The "Chalet Challenge" is offered to guests staying at Our Chalet, helping participants gain personal confidence, inner strength and a sense of self-worth. Activities include learning Swiss German, music, learning about WAGGGS, hiking, and adventure.

===Past events===
Many major events have occurred at Our Chalet and in Adelboden, such as the Quo Vadis Council of 1933 for national and international Guiding leaders, World Committee conferences, and International Training seminars. In 1934, the first International Brownie Training, for training leaders of young girls, was held at the Chalet and the eighth World Conference, for Guiding leaders, took place at the Hotel Regina in Adelboden. The first Round Table of Trainers, for training people who do training, was held at Our Chalet in 1935. In the late 1930s, an International Ranger Conference—for Guides involved in high adventure programs, a Round Table for Ranger Captains—for Ranger leaders, a Round Table for Brown Owls—for leaders of the young girls' Brownie program, and more Quo Vadis Councils were held. In 1938 the tenth World Conference was held in Adelboden. By the time the second Round Table of Trainers was held in the spring of 1939, people knew it might be the last major international event for a while as the storm clouds of war were gathering. In August 1986, the first Helen Storrow Seminar was held. Each Helen Storrow Seminar focuses on a different theme, such as the rights and responsibilities of women or how women can fight HIV and AIDS.

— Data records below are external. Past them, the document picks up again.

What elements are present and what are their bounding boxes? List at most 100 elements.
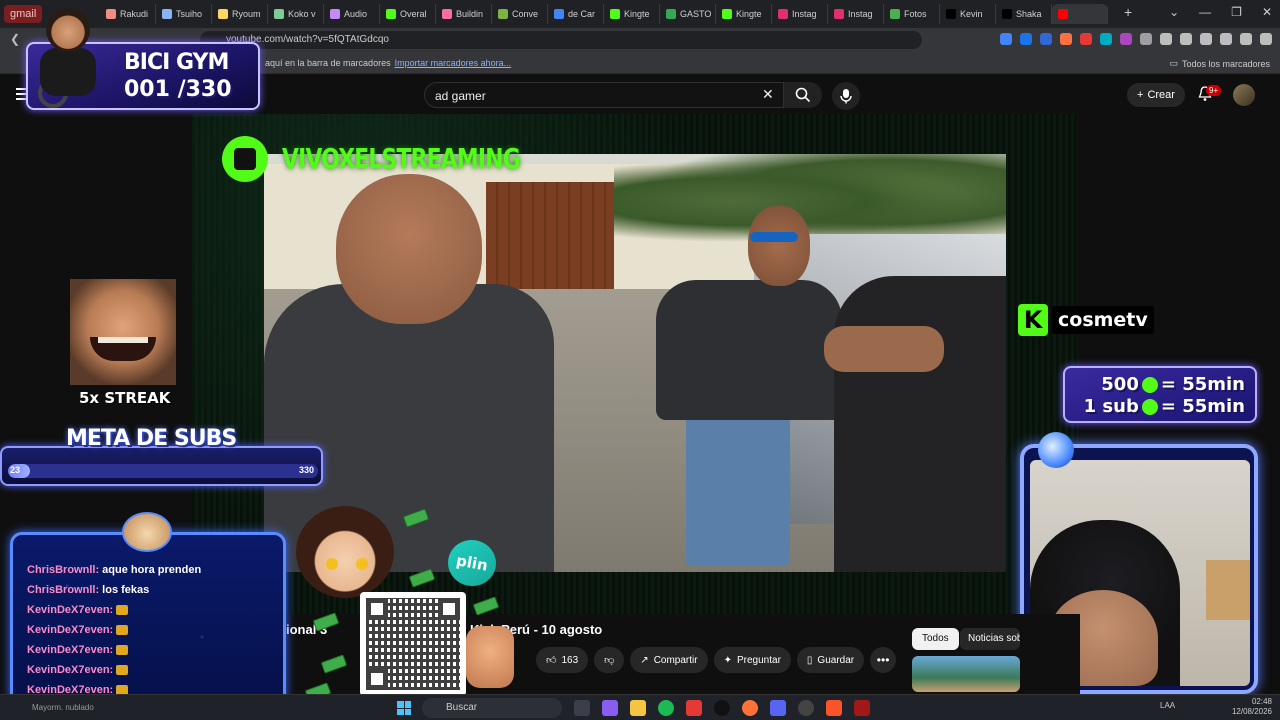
extensions-bar (1000, 33, 1272, 45)
extension-icon[interactable] (1100, 33, 1112, 45)
bookmark-icon: ▯ (806, 654, 813, 666)
tab-favicon-icon (946, 9, 956, 19)
search-button[interactable] (784, 82, 822, 108)
wallet-icon[interactable] (1200, 33, 1212, 45)
voice-search-button[interactable] (832, 82, 860, 110)
close-icon[interactable]: ✕ (1262, 5, 1272, 19)
dollar-eye-icon (356, 558, 368, 570)
extension-icon[interactable] (1080, 33, 1092, 45)
create-button[interactable]: + Crear (1127, 83, 1185, 107)
browser-tab[interactable] (1052, 4, 1108, 24)
chat-username[interactable]: KevinDeX7even: (27, 664, 113, 676)
hamster-mascot-icon (122, 512, 172, 552)
browser-tab[interactable]: Instag (828, 4, 884, 24)
browser-tab[interactable]: Ryoum (212, 4, 268, 24)
minimize-icon[interactable]: — (1199, 5, 1211, 19)
tab-label: Ryoum (232, 9, 261, 19)
chip-news[interactable]: Noticias sob (960, 628, 1020, 650)
tab-label: de Car (568, 9, 596, 19)
like-button[interactable]: 👍︎ 163 (536, 647, 589, 673)
chat-username[interactable]: KevinDeX7even: (27, 644, 113, 656)
browser-tab[interactable]: Kingte (604, 4, 660, 24)
browser-tab-strip: gmail Rakudi Tsuiho Ryoum Koko v Audio Overal… (0, 0, 1280, 28)
qr-code (360, 592, 466, 696)
sidebar-icon[interactable] (1180, 33, 1192, 45)
extensions-puzzle-icon[interactable] (1140, 33, 1152, 45)
bookmarks-hint: aquí en la barra de marcadores Importar m… (265, 58, 512, 68)
discord-icon[interactable] (770, 700, 786, 716)
extension-icon[interactable] (1040, 33, 1052, 45)
browser-tab[interactable]: Overal (380, 4, 436, 24)
extension-icon[interactable] (1060, 33, 1072, 45)
search-input[interactable]: ad gamer (424, 82, 784, 108)
app-icon[interactable] (854, 700, 870, 716)
chat-username[interactable]: KevinDeX7even: (27, 604, 113, 616)
omnibox[interactable]: youtube.com/watch?v=5fQTAtGdcqo (200, 31, 922, 49)
file-explorer-icon[interactable] (630, 700, 646, 716)
restore-icon[interactable]: ❐ (1231, 5, 1242, 19)
browser-tab[interactable]: Kingte (716, 4, 772, 24)
browser-tab[interactable]: Buildin (436, 4, 492, 24)
app-icon[interactable] (686, 700, 702, 716)
tab-label: Tsuiho (176, 9, 203, 19)
extension-icon[interactable] (1020, 33, 1032, 45)
menu-icon[interactable] (1260, 33, 1272, 45)
app-icon[interactable] (602, 700, 618, 716)
new-tab-button[interactable]: + (1124, 4, 1132, 20)
anime-character (296, 506, 394, 598)
clear-search-icon[interactable]: ✕ (762, 86, 774, 103)
browser-tab[interactable]: Conve (492, 4, 548, 24)
tab-label: GASTO (680, 9, 712, 19)
firefox-icon[interactable] (742, 700, 758, 716)
download-icon[interactable] (1220, 33, 1232, 45)
vpn-icon[interactable] (1240, 33, 1252, 45)
browser-tab[interactable]: GASTO (660, 4, 716, 24)
chip-all[interactable]: Todos (912, 628, 959, 650)
back-icon[interactable]: ❮ (10, 32, 20, 46)
extension-icon[interactable] (1000, 33, 1012, 45)
browser-tab[interactable]: Rakudi (100, 4, 156, 24)
ask-button[interactable]: ✦ Preguntar (713, 647, 791, 673)
language-indicator[interactable]: LAA (1160, 701, 1175, 710)
recommended-video-thumbnail[interactable] (912, 656, 1020, 692)
task-view-icon[interactable] (574, 700, 590, 716)
chat-username[interactable]: ChrisBrownll: (27, 584, 99, 596)
import-bookmarks-link[interactable]: Importar marcadores ahora... (395, 58, 512, 68)
browser-tab[interactable]: Koko v (268, 4, 324, 24)
more-actions-button[interactable]: ••• (870, 647, 897, 673)
extension-icon[interactable] (1120, 33, 1132, 45)
browser-tab[interactable]: Instag (772, 4, 828, 24)
video-player[interactable] (264, 154, 1006, 572)
chat-username[interactable]: ChrisBrownll: (27, 564, 99, 576)
browser-tab[interactable]: Fotos (884, 4, 940, 24)
share-button[interactable]: ↗ Compartir (630, 647, 708, 673)
tab-label: Kingte (624, 9, 650, 19)
tab-favicon-icon (666, 9, 676, 19)
app-icon[interactable] (714, 700, 730, 716)
browser-tab[interactable]: Shaka (996, 4, 1052, 24)
streak-emote (70, 279, 176, 385)
all-bookmarks[interactable]: ▭ Todos los marcadores (1169, 58, 1270, 69)
browser-tab[interactable]: Tsuiho (156, 4, 212, 24)
browser-tab[interactable]: Audio (324, 4, 380, 24)
chat-message: KevinDeX7even: (27, 620, 267, 640)
taskbar-search[interactable]: Buscar (422, 698, 562, 718)
gold-emote-icon (116, 625, 129, 636)
dislike-button[interactable]: 👎︎ (594, 647, 625, 673)
chat-text: los fekas (99, 584, 150, 596)
system-clock[interactable]: 02:48 12/08/2026 (1232, 697, 1272, 717)
weather-widget[interactable]: Mayorm. nublado (32, 703, 94, 712)
start-button-icon[interactable] (397, 701, 411, 715)
spotify-icon[interactable] (658, 700, 674, 716)
subs-goal-current: 23 (10, 465, 21, 475)
save-button[interactable]: ▯ Guardar (796, 647, 865, 673)
media-icon[interactable] (1160, 33, 1172, 45)
chat-username[interactable]: KevinDeX7even: (27, 624, 113, 636)
obs-icon[interactable] (798, 700, 814, 716)
browser-tab[interactable]: Kevin (940, 4, 996, 24)
browser-tab[interactable]: de Car (548, 4, 604, 24)
thumbs-up-icon: 👍︎ (546, 655, 557, 666)
brave-icon[interactable] (826, 700, 842, 716)
account-avatar[interactable] (1233, 84, 1255, 106)
tab-search-icon[interactable]: ⌄ (1169, 5, 1179, 19)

===Juliette Low Seminars===
The Juliette Low Seminars are named in her honour and provide international leadership training to young women from any WAGGGS member organisation. The first one was held on 6 August 1932 at Our Chalet. They were not held during World War II, but began again at Our Chalet in July 1946 and were held there until 1968, when they began rotating around all five world centres. Originally, they were held annually but are now held twice every three years. The seminars are intended to help young women share views and experiences, while preparing for world leadership.

==Accommodations==
The primary accommodations are the Main Chalet and Spycher Chalet. There are also smaller private chalets and a camp ground that is open from early summer to autumn. There are a variety of sleeping arrangements in the primary chalets. Spycher is wheelchair accessible. There are also many facilities for seminars, training, and conferences. There are single, twin, and shared rooms available. Shared rooms sleep up to seven people. Dormitory rooms are available in the Main Chalet and Spycher Chalet. Squirrel House accommodates two groups, one upstairs of up to ten people and one downstairs of up to six people. Baby Chalet sleeps three people. Camping facilities and Edelweisshütte Camp House are available for camping.